In accordance with its fiduciary duties under Dutch law, LAVA’s Board of Directors (the "Board") has unanimously determined that the Transactions are in the best interests of LAVA and the sustainable success of its business, having carefully considered the interests of LAVA shareholders, employees, and all other relevant stakeholders and has approved the Purchase Agreement. The Board unanimously recommends that shareholders support the Offer, accept the Offer and vote in favor of the resolutions to be proposed to LAVA’s shareholders’ meeting, as noted below.
Transaction Terms
Pursuant and subject to the terms of the Purchase Agreement, XOMA Royalty will commence a tender offer (the "Offer") by August 15, 2025, to acquire all outstanding shares of LAVA common stock. The closing of the Offer is subject to certain conditions, including the tender of LAVA common stock representing at least 80% (or, in certain cases, 75%) of LAVA’s issued and outstanding shares, the condition that certain resolutions are adopted by LAVA’s shareholders meeting; a minimum cash balance at closing, and other customary closing conditions. Following a subsequent offering period, LAVA will undergo a corporate reorganization designed to result in XOMA Royalty acquiring 100% of the shares in LAVA’s successor and all then-remaining LAVA shareholders (other than XOMA Royalty) receiving the same cash and CVR consideration per share as is provided in the tender offer, subject to applicable withholding taxes. LAVA will hold a shareholder’s meeting in connection with the Transactions. The closing of the Transactions is expected in the fourth quarter of 2025.
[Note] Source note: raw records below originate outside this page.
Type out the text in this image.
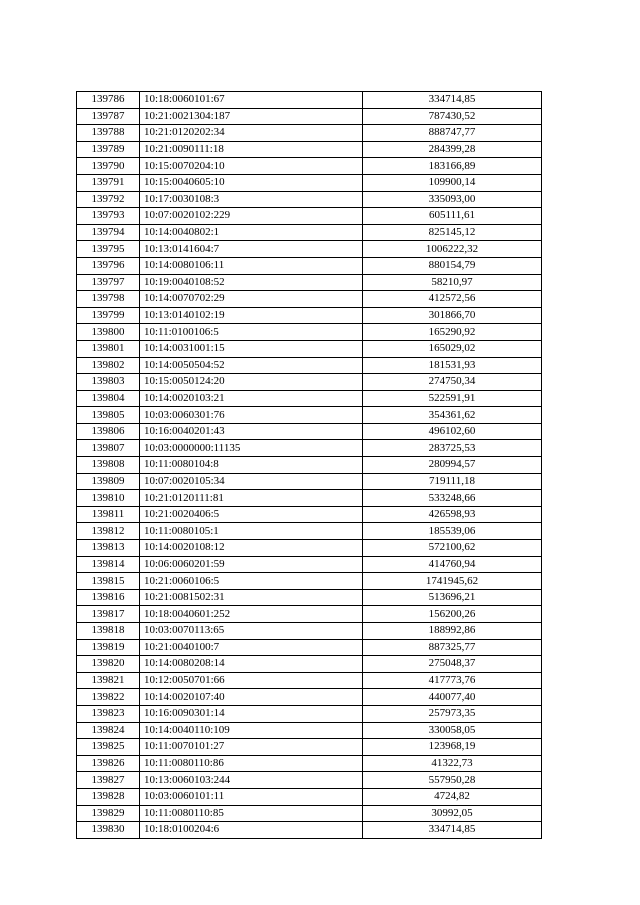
139786	10:18:0060101:67	334714,85
139787	10:21:0021304:187	787430,52
139788	10:21:0120202:34	888747,77
139789	10:21:0090111:18	284399,28
139790	10:15:0070204:10	183166,89
139791	10:15:0040605:10	109900,14
139792	10:17:0030108:3	335093,00
139793	10:07:0020102:229	605111,61
139794	10:14:0040802:1	825145,12
139795	10:13:0141604:7	1006222,32
139796	10:14:0080106:11	880154,79
139797	10:19:0040108:52	58210,97
139798	10:14:0070702:29	412572,56
139799	10:13:0140102:19	301866,70
139800	10:11:0100106:5	165290,92
139801	10:14:0031001:15	165029,02
139802	10:14:0050504:52	181531,93
139803	10:15:0050124:20	274750,34
139804	10:14:0020103:21	522591,91
139805	10:03:0060301:76	354361,62
139806	10:16:0040201:43	496102,60
139807	10:03:0000000:11135	283725,53
139808	10:11:0080104:8	280994,57
139809	10:07:0020105:34	719111,18
139810	10:21:0120111:81	533248,66
139811	10:21:0020406:5	426598,93
139812	10:11:0080105:1	185539,06
139813	10:14:0020108:12	572100,62
139814	10:06:0060201:59	414760,94
139815	10:21:0060106:5	1741945,62
139816	10:21:0081502:31	513696,21
139817	10:18:0040601:252	156200,26
139818	10:03:0070113:65	188992,86
139819	10:21:0040100:7	887325,77
139820	10:14:0080208:14	275048,37
139821	10:12:0050701:66	417773,76
139822	10:14:0020107:40	440077,40
139823	10:16:0090301:14	257973,35
139824	10:14:0040110:109	330058,05
139825	10:11:0070101:27	123968,19
139826	10:11:0080110:86	41322,73
139827	10:13:0060103:244	557950,28
139828	10:03:0060101:11	4724,82
139829	10:11:0080110:85	30992,05
139830	10:18:0100204:6	334714,85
In connection with the Transactions, the Company plans to discontinue its Phase 1 clinical trial of LAVA-1266 for acute myeloid leukemia and myelodysplastic syndrome and initiate the wind-down of the LAVA-1266 program.
Advisors
XOMA Royalty was represented by Gibson, Dunn & Crutcher LLP and Loyens & Loeff N.V, who acted as U.S. and Dutch legal advisors, respectively. Leerink Partners is acting as exclusive financial advisor to LAVA, Cooley LLP is acting as U.S. legal advisor to LAVA and NautaDutilh N.V. is acting as Dutch legal advisor to LAVA.